You see, there is no standard for labeling bra sizes. According to the UK cup sizes, I am a G cup. This holds true for most UK brands.

Let's try another. Say we have a young woman who measures a 32 band and 36 bust. With a difference of 4 inches, this puts her at a D cup. A nice round D that has the same place on all cup charts.


We got a base size to start with. That's right, you went through all that measuring and math and confusion for a starting point. Not all bras are the same. Since I make such a great example, let's continue. I wear my measured size, 34G, in my favorite UK brand. In other brands I wear a 34H (they didn't have the GG), or a 34FF. Bands can also differ sometimes, depending on brand and material. Strapless bras are often made with sturdier fabrics, and you may find yourself going up a band size. It can be frustrating, but I highly recommend trying on a bra before purchase. Most store clerks are familiar with the products they carry and can help you find a decent fit.

What about sports bras? We'll save that for another time. They can be an entirely different story with factors such as fabric, level of support, and compression versus separation.


Now that you are in the dressing room, how do you know if the bra actually fits? Fortunately, I've never seen anyone disagree on these points. First and foremost, the bra should be comfortable. Never settle for an uncomfortable bra, no matter how pretty it is.

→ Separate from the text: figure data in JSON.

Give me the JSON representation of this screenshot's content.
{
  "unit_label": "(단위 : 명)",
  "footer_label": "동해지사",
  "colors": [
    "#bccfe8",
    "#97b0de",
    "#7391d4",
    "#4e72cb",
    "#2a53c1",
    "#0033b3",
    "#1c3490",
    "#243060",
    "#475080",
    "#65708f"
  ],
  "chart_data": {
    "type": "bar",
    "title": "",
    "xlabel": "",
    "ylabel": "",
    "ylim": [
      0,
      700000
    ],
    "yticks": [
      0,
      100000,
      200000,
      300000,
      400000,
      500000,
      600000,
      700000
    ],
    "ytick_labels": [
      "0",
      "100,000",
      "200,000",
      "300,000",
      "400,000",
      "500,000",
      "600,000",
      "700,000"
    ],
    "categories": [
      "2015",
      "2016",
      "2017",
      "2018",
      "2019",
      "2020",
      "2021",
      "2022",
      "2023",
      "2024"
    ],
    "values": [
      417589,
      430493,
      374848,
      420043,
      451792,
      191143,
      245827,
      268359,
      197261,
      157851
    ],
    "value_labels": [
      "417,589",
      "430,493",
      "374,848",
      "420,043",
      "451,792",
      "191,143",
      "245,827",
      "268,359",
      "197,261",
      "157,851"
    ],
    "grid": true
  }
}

The band should fit snuggly, and rest horizontally around your torso. If the band starts to ride up in the back, it's too big. If the band pinches, it's too small. You should be able to easily slide 1 or 2 fingers under the band. Remember that 90% of your support comes from the band, so it needs to fit, preferrably on the loosest hook.

The cups should do as their name says, cup the breast. Once you have the bra on, lean forward and wiggle the bra into place. You may need to actually lift the breast into the cup - just scoop up the breast in one hand and set it into the cup. Now test it. Bounce, jump, and jiggle. Lift up your arms. Do you see breast peeking out anywhere? Check the sides, the tops, and under the band. If you see breast peeking out, go up a cup size. If you see wrinkling fabric, loose fabric, any extra fabric, try going down a cup size.

The straps are only 10% of your support. If they fall off your shoulder, tighten them. These shouldn't pinch or put undo pressure on your shoulders.

The center of the bra, where the cups meet, should rest flat against your chest. I used to think this was just a myth until I started wearing a G cup. A little bit of space, about 1 finger, is ok, but the center should touch your chest. If the center is farther away from your chest, you need a larger cup size.


Women should not be afraid to get a professional fitting. They may know some tips or tricks that you haven't learned yet. Some department stores have fitters in their lingerie departments. You can also now host your own bra party in your home. Have your girlfriends over, take turns being professionally fitted, and even order bras from someone who knows how to fit you into the brands they are selling.

There are many online sites selling bras as well, but be careful of their return policies. Many people will order a couple sizes and try to return the ones that don't fit, so make sure you fully understand the return policy before ordering, or you could be stuck wtih the same bra in multiple sizes.

If you are having trouble finding your size in stores, don't give up! This is also where a professional can help. Ask around, look online, and you will find your size. Please, do not settle for the wrong size of bra! Your chest will thank you.